# 500 Pounds of Beef – 5 Meaty Board Games for Long Weekends



## Jhaelen (Sep 4, 2013)

Well, Arkham Horror of course! With four big and four small expansions this colossus of a game support up to 10 players. Play time is at least 2 hours, 3-4 hours being much more likely and 5-6 hours not unheard of. It's fully coopoerative, so there will be no bad blood afterwards, which is a big plus, imho. The game is dripping with theme and despite losing more often than not it's always a lot of fun to struggle against all-powerful Ancient Ones and their hordes of servitors.


----------



## Jan van Leyden (Sep 4, 2013)

For our upcoming boardgame weekend we're currently asking for epic (in the sense of a playing time of more than 4 hours)boardgames people like to play.

Britannia is a given, Game of Thrones in high demand - even though both are mere quickies on this scale.

I'm looking forward to play any 18XX and/or Civilization (Francis Tresham version). Other games being discussed are Age of Reason, Through the Ages, and Age of Renaissance (seeing a common theme, here?).

I don't think that I'll be able to play Pax Britannica, Viceroys, or Spanish Main, though. :-(


----------



## Mark CMG (Sep 6, 2013)

The original Civilization, Divine Right, and also Kingmaker fall into the above category though Kingmaker can sometimes be played to completion in a long evening with experienced players.

http://boardgamegeek.com/boardgame/71/civilization

http://boardgamegeek.com/boardgame/23/divine-right

http://boardgamegeek.com/boardgame/987/kingmaker


----------



## jwood314 (Sep 7, 2013)

World


----------



## Diamond Master (Sep 7, 2013)

There's a LOTR Risk that takes even longer than normal risk. Has interesting adventure components, too.

I was just recently introduced to Talisman, billed as "the first adventure game." It's really really fun, but takes a good chunk out of your weekend. One time we thought we could play it while we waited on another player for D&D. Bad decision.


----------



## Fiddleback (Sep 8, 2013)

I'm glad to see so many good suggestions coming up.  The 18XX series is excellent and, if you are inclined to train games, I'd also suggest Age of Steam.

Civ games are lots of fun as well, and in addition to the suggestions here I might also point you at a lighter version Civ building (and not nearly as much of a time burner), Antike.  Unique mechanics and and extra board built in make it a very fun game to play.
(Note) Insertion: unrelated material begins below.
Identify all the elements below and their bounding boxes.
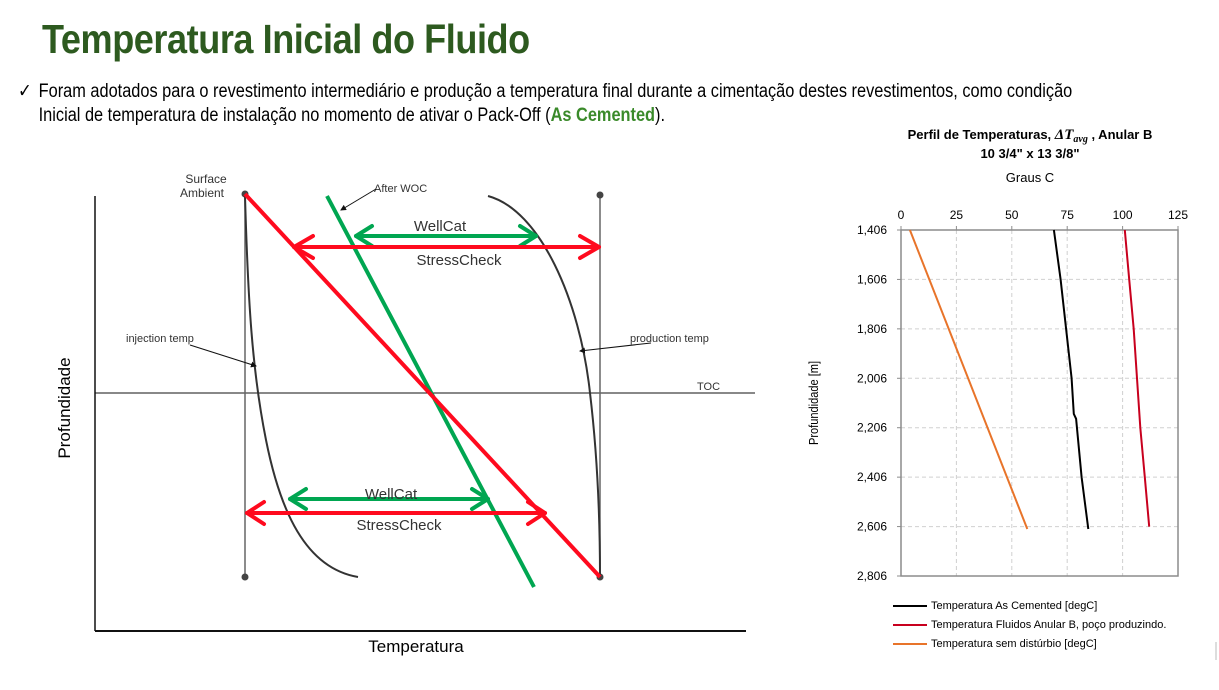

And, of COURSE Arkham Horror.  In fact, almost any of FFGs Big Box games will fit nicely into this category.


----------



## Jhaelen (Sep 9, 2013)

Thanks for mentioning 'Origins: How We Became Human', btw.!
After looking it up over at BGG and reading a couple of reviews this sounds like a really interesting game with a completely different take on 'civilization'-like games. Unfortunately, it appears to be out of print at the moment. But some of the other Sierra Madre Games titles also look interesting, e.g. Bios Megafauna.


----------



## tomBitonti (Sep 9, 2013)

If I may go old school:

Freedom in the Galaxy has 2, 4, and 20 hour variants.  All on an amazingly and unnecessarily busy (bursting with color and an oddly convoluted layout) game board.  A rather rich game, despite the handicap of the board design.

Magic Realm, using the full rules.  This one had a rules update which staged the introduction of the full rules to enable easier learning of the rules.

Although bear and pretzels, Titan can easily take 8 hours to play.

For mind-bending rules -- plotted 3D combat on a small scale and between star systems in a 40 ly radius of Sol -- try StarForce.  Not actually hard to play, but lots of rules to get through.

Or the classic of Epic for boards and rules and counters, Squad Leader.

Thx!

TomB


----------



## Fiddleback (Sep 10, 2013)

I like your suggestions [MENTION=13107]tomBitonti[/MENTION].  Though I do have to say I think Squad Leader leaves the realm of board games and heads squarely into war gaming.  Nothing wrong with that, just an important distinction to make.
 [MENTION=46713]Jhaelen[/MENTION],  glad Origins piqued your interest.  It is out of print, but with some judicious hunting around (and a willingness to part with no small amount of cash) you can find ways to purchase it, or even rent it.  Big Megafauna, which I believe used to be called American Megafauna, is, according to the designers, the prequel to Origins.  They can, it is suggested, be played back to back for an VERY lengthy gaming experience.


----------



## Nytmare (Sep 28, 2013)

My current top three big box picks would be Eclipse, Android, and Mansions of Madness.

Titan is up there (along with the Eric Lauer Titan Powers), but our games tend to be fast enough that it doesn't require a dedicated afternoon to play.


----------